The Kitsim H2 Project, Alberta’s first “green” hydrogen (H2) production facility, is proposed to be located southwest of Brooks, Alberta, Canada. The proposed site is central to several major markets and allows easy access to water, electricity and transportation. The Project will be built in four phases and at full build out in 2030 will produce approximately 50,000 tonnes of H2 and 400,000 tonnes of O2 annually.
The Project has been specifically designed to meet the evolving demands of Alberta’s refining, fertilizer and petrochemical industries, all of which require large volumes of H2 feedstock. The Project will allow these industries to incrementally substitute water sourced H2 for their current hydrocarbon sourced H2 feedstocks, almost entirely avoiding the associated large volumes of carbon dioxide (CO2) emissions.
The availability of commercial quantities of water sourced H2 will help them meet increasingly stringent CO2 emissions standards as well as address growing investor pressure (see https://www.blackrock.com/corporate/investor-relations/blackrock-client-letter ) to “decarbonize” their operations.
Once operational in 2024, the first phase of the Kitsim H2 Project, will safely and economically produce approximately 2,100 tonnes of water sourced H2 and 16,000 tonnes of O2 annually. The 99% pure H2 and O2 gas will be compressed and shipped, initially by truck and eventually by either pipeline or rail, to southern Alberta’s nearby and rapidly growing industrial and municipal H2 markets.

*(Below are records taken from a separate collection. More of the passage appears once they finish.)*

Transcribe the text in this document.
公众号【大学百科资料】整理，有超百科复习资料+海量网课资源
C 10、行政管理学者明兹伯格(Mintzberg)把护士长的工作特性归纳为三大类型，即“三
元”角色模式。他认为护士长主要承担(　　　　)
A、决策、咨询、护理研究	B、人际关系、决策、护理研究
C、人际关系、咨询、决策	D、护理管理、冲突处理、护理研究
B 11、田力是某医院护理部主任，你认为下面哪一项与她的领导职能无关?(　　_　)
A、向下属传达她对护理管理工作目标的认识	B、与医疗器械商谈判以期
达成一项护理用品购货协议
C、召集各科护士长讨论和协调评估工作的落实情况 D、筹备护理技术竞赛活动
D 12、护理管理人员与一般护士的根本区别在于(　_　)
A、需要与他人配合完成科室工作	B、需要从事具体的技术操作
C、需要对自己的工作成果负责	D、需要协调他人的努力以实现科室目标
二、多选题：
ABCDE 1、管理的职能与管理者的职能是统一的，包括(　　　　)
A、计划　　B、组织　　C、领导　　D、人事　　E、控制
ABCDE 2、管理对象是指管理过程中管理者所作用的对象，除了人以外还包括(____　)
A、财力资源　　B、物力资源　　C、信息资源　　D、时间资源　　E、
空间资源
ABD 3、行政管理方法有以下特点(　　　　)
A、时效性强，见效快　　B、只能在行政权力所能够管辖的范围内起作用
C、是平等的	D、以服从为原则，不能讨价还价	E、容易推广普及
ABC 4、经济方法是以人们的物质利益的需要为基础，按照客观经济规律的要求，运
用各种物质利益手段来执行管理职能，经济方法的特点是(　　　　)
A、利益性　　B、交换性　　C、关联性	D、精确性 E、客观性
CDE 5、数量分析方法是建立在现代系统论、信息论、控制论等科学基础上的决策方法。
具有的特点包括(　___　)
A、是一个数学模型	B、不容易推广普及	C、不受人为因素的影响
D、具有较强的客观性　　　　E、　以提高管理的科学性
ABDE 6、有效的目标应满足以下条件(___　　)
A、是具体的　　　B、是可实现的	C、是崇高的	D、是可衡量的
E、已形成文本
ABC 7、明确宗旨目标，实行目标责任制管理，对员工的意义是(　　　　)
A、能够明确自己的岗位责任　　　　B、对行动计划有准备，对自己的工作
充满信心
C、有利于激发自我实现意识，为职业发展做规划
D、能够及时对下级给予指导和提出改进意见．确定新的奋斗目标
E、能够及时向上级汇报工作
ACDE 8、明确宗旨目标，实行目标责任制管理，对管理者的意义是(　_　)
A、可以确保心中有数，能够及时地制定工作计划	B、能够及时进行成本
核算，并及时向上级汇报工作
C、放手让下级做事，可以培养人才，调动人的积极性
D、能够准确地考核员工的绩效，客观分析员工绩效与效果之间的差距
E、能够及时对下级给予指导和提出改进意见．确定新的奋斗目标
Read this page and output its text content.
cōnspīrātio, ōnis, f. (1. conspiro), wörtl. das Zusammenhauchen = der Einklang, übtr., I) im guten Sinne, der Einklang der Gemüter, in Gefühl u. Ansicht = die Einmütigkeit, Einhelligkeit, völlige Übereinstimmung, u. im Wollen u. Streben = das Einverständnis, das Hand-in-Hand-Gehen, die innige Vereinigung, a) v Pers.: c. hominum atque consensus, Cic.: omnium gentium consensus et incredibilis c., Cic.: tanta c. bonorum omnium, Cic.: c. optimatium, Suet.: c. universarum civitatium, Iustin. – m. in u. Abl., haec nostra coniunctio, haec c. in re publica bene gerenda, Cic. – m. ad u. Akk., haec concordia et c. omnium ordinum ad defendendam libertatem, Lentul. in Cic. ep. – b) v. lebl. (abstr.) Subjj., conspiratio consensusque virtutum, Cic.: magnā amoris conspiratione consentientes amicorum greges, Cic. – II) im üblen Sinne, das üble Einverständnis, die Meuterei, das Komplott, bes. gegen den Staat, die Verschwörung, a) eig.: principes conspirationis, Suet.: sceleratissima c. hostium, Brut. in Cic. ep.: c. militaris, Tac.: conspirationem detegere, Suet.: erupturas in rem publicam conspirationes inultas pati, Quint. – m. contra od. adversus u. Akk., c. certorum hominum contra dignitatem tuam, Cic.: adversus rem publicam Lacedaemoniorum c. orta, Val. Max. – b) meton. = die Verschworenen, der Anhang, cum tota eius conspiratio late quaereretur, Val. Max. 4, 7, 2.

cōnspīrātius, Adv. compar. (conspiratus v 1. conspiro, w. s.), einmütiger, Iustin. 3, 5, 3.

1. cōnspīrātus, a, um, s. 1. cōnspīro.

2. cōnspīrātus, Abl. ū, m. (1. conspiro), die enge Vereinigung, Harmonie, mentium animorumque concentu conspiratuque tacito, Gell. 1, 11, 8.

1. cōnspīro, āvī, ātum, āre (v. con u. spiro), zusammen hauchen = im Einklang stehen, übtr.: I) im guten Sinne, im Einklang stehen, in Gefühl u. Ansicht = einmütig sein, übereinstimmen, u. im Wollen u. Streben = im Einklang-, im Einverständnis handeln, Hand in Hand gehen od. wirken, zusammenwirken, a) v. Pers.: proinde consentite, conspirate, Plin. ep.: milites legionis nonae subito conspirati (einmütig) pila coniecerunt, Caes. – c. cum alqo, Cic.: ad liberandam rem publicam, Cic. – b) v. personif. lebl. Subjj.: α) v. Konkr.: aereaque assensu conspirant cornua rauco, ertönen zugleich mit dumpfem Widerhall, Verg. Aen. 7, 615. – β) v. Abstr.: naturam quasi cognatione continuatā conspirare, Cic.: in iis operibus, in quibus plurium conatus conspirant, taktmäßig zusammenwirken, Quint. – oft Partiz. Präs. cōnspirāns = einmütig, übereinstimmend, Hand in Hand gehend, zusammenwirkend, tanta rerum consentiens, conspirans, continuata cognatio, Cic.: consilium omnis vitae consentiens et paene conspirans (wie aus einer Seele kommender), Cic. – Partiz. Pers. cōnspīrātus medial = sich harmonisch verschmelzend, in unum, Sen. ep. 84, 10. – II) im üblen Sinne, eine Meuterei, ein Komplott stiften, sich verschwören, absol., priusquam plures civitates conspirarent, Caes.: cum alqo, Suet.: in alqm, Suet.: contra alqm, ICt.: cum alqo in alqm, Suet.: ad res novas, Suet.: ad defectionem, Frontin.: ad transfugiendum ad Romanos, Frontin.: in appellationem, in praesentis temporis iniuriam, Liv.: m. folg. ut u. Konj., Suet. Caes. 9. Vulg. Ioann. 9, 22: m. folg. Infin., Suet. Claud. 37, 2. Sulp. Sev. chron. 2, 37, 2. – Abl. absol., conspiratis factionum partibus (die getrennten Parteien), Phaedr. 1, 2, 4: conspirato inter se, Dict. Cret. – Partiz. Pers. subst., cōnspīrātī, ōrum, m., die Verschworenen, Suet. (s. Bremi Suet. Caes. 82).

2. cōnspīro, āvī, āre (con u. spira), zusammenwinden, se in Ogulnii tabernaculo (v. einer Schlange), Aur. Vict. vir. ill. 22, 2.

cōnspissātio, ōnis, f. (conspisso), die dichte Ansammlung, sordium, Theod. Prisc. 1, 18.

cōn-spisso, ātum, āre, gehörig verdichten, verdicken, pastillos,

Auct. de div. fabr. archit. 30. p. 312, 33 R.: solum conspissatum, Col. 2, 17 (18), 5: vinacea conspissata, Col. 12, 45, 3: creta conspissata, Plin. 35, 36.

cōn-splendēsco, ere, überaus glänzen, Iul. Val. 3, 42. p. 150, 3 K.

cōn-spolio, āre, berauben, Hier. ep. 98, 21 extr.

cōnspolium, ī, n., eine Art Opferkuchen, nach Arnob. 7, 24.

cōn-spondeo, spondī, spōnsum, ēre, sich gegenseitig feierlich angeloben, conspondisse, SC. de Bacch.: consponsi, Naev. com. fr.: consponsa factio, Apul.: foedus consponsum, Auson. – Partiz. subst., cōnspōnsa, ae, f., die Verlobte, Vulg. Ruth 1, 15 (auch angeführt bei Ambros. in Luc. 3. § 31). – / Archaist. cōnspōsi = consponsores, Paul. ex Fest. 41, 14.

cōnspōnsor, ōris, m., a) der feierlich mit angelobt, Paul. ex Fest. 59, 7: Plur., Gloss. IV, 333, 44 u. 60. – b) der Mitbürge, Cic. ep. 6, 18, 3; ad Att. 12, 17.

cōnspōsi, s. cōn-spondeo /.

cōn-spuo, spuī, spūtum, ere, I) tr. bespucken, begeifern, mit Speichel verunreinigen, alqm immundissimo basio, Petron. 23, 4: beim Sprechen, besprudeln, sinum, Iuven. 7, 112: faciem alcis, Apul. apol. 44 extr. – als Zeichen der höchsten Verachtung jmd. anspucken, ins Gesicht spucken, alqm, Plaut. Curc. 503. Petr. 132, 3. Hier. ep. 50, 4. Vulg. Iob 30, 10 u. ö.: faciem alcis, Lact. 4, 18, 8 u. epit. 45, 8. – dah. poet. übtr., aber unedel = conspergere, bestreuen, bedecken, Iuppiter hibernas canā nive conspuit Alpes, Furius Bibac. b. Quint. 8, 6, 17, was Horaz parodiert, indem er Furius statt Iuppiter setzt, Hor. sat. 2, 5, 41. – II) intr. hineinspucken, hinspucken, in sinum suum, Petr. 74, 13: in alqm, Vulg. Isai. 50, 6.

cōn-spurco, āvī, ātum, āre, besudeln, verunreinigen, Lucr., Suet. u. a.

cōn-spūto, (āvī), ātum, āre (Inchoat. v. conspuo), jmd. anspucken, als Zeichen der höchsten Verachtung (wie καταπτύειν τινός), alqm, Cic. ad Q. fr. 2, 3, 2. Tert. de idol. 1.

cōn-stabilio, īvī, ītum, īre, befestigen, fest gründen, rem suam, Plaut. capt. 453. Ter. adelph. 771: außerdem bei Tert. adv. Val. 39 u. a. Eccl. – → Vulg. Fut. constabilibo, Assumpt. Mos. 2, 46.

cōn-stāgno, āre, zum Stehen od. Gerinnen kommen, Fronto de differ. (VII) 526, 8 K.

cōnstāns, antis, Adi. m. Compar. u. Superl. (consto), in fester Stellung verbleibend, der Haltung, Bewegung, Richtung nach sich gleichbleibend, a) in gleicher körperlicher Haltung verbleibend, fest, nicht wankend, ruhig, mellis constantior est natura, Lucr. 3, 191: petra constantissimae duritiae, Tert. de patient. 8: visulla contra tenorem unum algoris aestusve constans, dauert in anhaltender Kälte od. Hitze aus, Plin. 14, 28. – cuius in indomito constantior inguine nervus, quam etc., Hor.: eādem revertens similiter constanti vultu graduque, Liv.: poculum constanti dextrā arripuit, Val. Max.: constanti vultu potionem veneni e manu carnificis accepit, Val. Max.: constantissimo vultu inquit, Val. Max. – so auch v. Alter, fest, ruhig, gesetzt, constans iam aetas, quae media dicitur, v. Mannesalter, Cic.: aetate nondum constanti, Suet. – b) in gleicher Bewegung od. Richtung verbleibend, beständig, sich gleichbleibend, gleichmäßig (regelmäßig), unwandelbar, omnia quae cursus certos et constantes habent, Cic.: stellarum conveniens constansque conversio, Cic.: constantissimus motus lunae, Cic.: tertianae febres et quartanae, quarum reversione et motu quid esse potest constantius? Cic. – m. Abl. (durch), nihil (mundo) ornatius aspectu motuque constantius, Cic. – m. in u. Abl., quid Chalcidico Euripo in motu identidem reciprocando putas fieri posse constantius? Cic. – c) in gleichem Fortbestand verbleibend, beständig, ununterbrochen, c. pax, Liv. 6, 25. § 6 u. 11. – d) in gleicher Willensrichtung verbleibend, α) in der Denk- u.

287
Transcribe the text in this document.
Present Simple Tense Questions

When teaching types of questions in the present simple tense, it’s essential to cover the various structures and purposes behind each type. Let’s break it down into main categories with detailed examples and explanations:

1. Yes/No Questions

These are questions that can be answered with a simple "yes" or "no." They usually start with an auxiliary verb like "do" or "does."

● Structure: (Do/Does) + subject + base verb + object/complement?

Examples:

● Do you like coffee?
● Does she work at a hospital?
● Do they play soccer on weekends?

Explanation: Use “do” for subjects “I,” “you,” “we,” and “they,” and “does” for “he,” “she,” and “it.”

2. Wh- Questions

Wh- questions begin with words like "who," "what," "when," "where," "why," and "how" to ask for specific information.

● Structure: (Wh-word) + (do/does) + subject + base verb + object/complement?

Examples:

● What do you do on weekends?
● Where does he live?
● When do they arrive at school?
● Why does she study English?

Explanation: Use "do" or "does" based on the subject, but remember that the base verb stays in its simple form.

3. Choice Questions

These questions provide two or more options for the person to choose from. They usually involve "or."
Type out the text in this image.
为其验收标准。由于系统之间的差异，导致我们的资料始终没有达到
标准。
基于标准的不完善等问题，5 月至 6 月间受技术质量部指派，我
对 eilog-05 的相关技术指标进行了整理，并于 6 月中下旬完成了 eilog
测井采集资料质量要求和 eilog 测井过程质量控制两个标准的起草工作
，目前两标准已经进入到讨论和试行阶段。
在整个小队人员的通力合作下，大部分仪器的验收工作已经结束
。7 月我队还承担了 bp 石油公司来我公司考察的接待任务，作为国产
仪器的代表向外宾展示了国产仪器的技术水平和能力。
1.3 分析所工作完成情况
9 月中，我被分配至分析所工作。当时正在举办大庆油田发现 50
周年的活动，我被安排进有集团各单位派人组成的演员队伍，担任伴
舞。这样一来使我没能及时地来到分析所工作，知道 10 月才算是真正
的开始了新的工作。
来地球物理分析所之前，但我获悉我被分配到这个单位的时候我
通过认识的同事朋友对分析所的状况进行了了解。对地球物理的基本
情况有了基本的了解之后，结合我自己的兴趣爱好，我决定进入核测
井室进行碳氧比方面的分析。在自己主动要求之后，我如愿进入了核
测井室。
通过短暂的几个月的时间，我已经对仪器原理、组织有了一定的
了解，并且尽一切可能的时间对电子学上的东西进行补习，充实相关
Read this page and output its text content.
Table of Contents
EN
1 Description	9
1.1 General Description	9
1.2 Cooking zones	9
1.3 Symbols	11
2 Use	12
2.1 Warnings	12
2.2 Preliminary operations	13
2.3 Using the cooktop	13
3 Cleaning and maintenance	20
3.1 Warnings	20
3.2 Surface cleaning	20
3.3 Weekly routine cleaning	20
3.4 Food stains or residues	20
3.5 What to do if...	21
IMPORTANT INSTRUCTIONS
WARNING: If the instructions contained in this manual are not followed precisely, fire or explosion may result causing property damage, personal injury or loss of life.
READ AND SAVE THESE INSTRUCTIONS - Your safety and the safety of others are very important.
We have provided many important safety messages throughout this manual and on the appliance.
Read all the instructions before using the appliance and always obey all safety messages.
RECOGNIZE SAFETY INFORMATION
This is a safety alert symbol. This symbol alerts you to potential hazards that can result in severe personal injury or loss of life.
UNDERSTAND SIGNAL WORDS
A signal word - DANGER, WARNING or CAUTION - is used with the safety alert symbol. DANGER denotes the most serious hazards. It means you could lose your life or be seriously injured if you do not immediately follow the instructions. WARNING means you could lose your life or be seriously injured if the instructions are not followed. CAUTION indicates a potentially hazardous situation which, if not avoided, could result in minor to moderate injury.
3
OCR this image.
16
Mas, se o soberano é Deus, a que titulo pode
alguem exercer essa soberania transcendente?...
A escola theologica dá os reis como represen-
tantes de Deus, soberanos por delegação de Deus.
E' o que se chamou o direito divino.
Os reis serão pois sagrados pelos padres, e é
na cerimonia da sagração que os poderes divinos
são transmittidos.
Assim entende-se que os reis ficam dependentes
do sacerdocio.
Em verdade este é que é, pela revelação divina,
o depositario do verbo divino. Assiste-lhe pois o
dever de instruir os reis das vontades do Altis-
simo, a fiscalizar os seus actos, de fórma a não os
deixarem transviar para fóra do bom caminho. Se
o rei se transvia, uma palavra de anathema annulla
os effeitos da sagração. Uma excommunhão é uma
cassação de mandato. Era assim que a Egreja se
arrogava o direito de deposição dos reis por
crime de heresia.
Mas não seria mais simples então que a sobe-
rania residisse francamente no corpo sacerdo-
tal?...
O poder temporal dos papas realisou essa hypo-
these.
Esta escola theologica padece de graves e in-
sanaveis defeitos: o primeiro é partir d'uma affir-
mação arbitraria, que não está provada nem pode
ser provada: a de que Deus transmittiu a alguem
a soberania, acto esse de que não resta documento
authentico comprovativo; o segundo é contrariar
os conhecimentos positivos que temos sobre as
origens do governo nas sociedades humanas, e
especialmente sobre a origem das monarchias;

IEPS has chosen to use Proton Exchange Membrane (PEM) electrolyzers for converting water into H2 and. PEM electrolyzers are a proven but rapidly advancing environmental technology O2 (see https://www.siemens-energy.com/global/en/offerings/renewable-energy/hydrogen-solutions.html) and offer several distinct advantages including the ability to accommodate frequent starts and stops.
Since water is the basic feedstock for the electrolysis process, having a secure supply of water at a reasonable price is critical to operational and economic success. In this case, the Kitsim H2 Project is uniquely positioned due to having fixed price contracts for water, provided under long-term licence with the Alberta government, already in place.
Effectively managing the costs of the electricity needed to drive the electrolysis process is also a major factor in producing competitive H2 from water. While electricity price is commonly a significant barrier to electrolysis in much of North America, Alberta enjoys a truly unique hourly-priced power generation market. The resulting very low off-peak electricity price will allow the Kitsim H2 Project to produce very competitively priced H2 (see https://www.aeso.ca/market/understanding-the-market/).
Finally, although water sourced electrolysis already has significantly reduced CO2 emissions relative to hydrocarbon based H2, further reductions can be achieved by increasing the amount of renewable power used in its production. With its high and growing proportion of renewable electricity, the Alberta grid already has a relatively low carbon intensity. However, through the acquisition of supplemental verified Renewable Energy Certificates (RECs), coupled with Power Purchase Agreements (PPAs) with Alberta’s rapidly growing supply of renewable power producers, IEPS will be able to ensure that the Kitsim H2 Project meets all national and international environmental standards for low carbon (“green”) H2 production.